Let's do some fact checking. First, CDs, if properly handled (i.e., you're not using them as frisbees or cocktail coasters), will last as long as you want them to. There are sporadic reports of degradation, but most that I've looked into are clearly associated with mishandling. (Another T$S writer and I pay close attention to this and periodically compare notes--he's got a classic case of AN, but is otherwise a normal, engaging human being and a nice guy to boot.)

Second, when CD players poop out, they usually (a) start skipping (loose motor drive belt) or (b) refuse to read any discs at all (misaligned laser). John, I've never heard (not once, ever) of a CD player selectively playing 1/5 of anybody's CDs "less clearly".

My guess is that you've changed something else in your rig, probably speakers, and the CDs in question sound different because their recorded sound responds differently to the speakers. All CDs, all recordings for that matter, are engineered with a specific sound in mind. Some speakers can handle the recording engineer's intent better than others. Have you changed either your main speakers or their positioning lately?
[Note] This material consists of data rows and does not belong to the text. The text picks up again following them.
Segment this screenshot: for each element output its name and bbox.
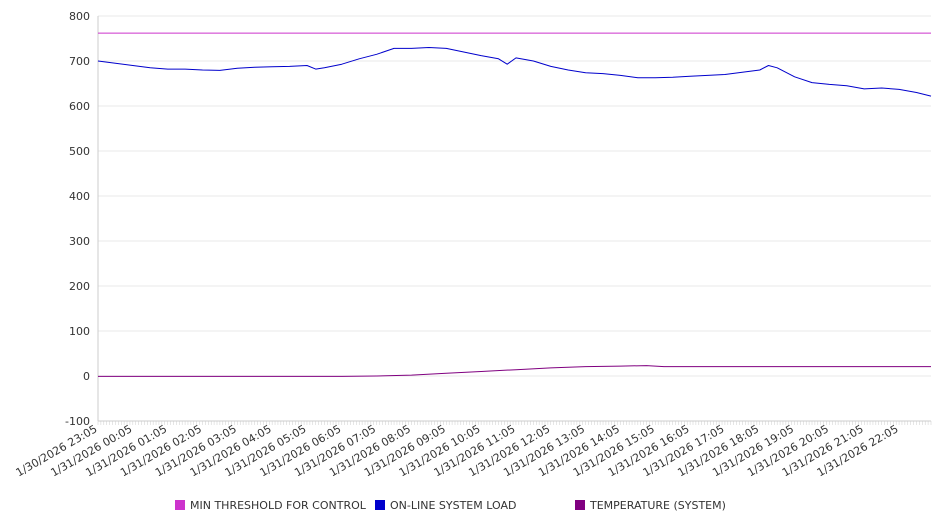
axes <box>97 16 932 425</box>
legend-swatch <box>375 500 385 510</box>
y-tick-label: 400 <box>69 190 90 203</box>
y-tick-label: 200 <box>69 280 90 293</box>
grid-lines <box>98 15 931 422</box>
y-tick-label: 0 <box>83 370 90 383</box>
legend-label: MIN THRESHOLD FOR CONTROL <box>190 499 367 512</box>
series-line-3 <box>98 365 931 377</box>
series-line-2 <box>97 47 932 97</box>
legend-label: TEMPERATURE (SYSTEM) <box>589 499 726 512</box>
x-tick-labels: 1/30/2026 23:051/31/2026 00:051/31/2026 … <box>14 422 901 479</box>
y-tick-label: 600 <box>69 100 90 113</box>
y-tick-label: -100 <box>65 415 90 428</box>
y-tick-label: 300 <box>69 235 90 248</box>
legend-swatch <box>175 500 185 510</box>
legend: MIN THRESHOLD FOR CONTROL ON-LINE SYSTEM … <box>175 499 726 512</box>
y-tick-label: 100 <box>69 325 90 338</box>
series-lines <box>97 32 932 377</box>
y-tick-label: 700 <box>69 55 90 68</box>
y-tick-label: 500 <box>69 145 90 158</box>
y-tick-labels: -100 0 100 200 300 400 500 600 700 800 <box>65 10 90 428</box>
legend-label: ON-LINE SYSTEM LOAD <box>390 499 516 512</box>
legend-swatch <box>575 500 585 510</box>
y-tick-label: 800 <box>69 10 90 23</box>
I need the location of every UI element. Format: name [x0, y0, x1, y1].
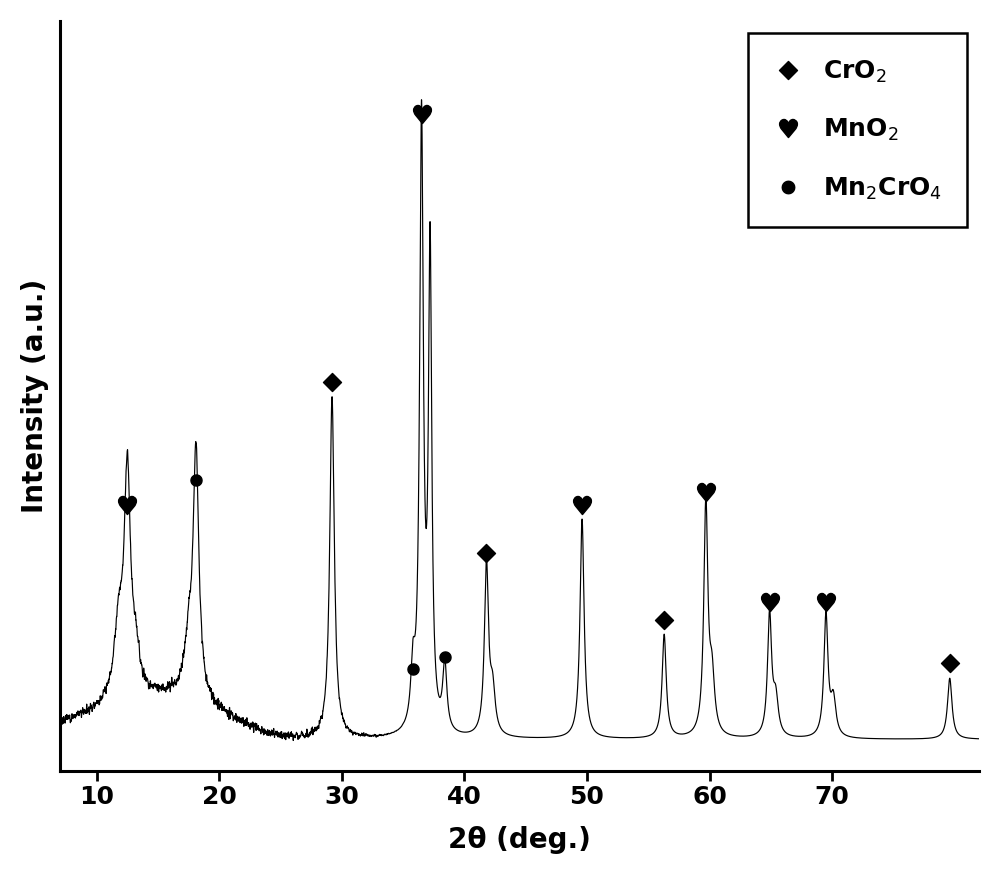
Legend: CrO$_2$, MnO$_2$, Mn$_2$CrO$_4$: CrO$_2$, MnO$_2$, Mn$_2$CrO$_4$ — [748, 33, 967, 227]
Y-axis label: Intensity (a.u.): Intensity (a.u.) — [21, 279, 49, 513]
X-axis label: 2θ (deg.): 2θ (deg.) — [448, 826, 591, 854]
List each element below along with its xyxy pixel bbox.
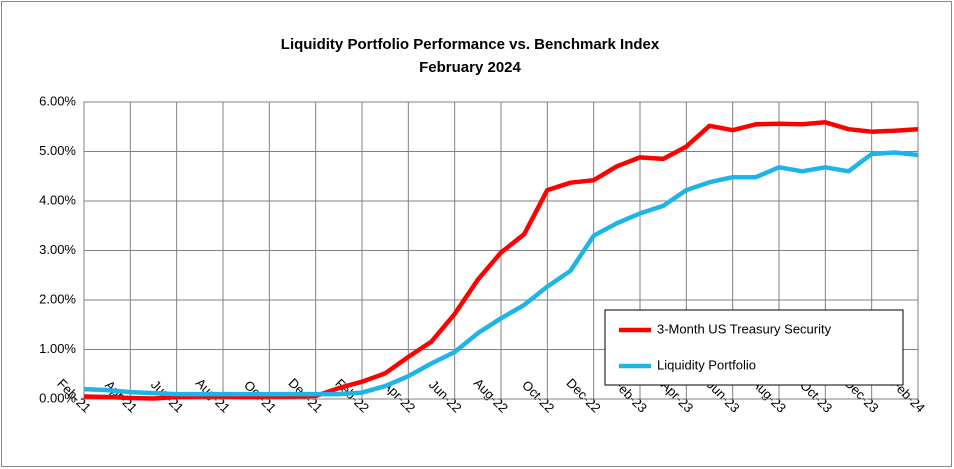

Don't get a new CD player. If you must, get a DVD player. The electronics are better, and they play all sorts of stuff that a CD player can't, including MP3, SACD, and DVD-A. And, PLEASE, stop taking everything you read in "Stereophile" as gospel. "Stereophile" has a point of view just like every other magazine published. It's POV revolves around subjective evaluations of component performance, and generally asserts that the more you pay, the more you get. I write for a magazine, "The $ensible Sound", which has a different POV: CD players all perform pretty much the same regardless of cost; power is power, and expensive power amplifiers seldom provide "better sound" than inexpensive amplifiers--in fact, amplifiers (except for tube jobs) do not have a "sound"; and invest in the best possible speakers--they make up 99% of what you're going to hear. And of course you've read my allexperts bio: wire is wire; don't buy exotic, expensive wire. You and I have already had that conversation.

Bottom line? I don't think your CD player is malfunctioning. I think you and your audio expectations have changed. This is a good thing, but something that you'll get carried away with if you're not careful. My prescription? Relax and enjoy. Your CD player is okay. Your CDs are okay. And you're okay.

I'm going to stop short of suggesting that the 20% of lacking clarity is your imagination, but it's your imagination. Relax. Enjoy what you're listening to, not how it sounds. If you've been following my advice (ahem), you've gotten some fairly good, flat response speakers (not Bose or DCM or Cerwin-Vega or JBL or anything Japanese). It stands to reason that some stuff will sound different with a better loudspeaker. So what did you get? How happy are you with it overall?

Hang in there. This is a rocky road at the beginning, but in the end you'll enjoy your music a whole lot more.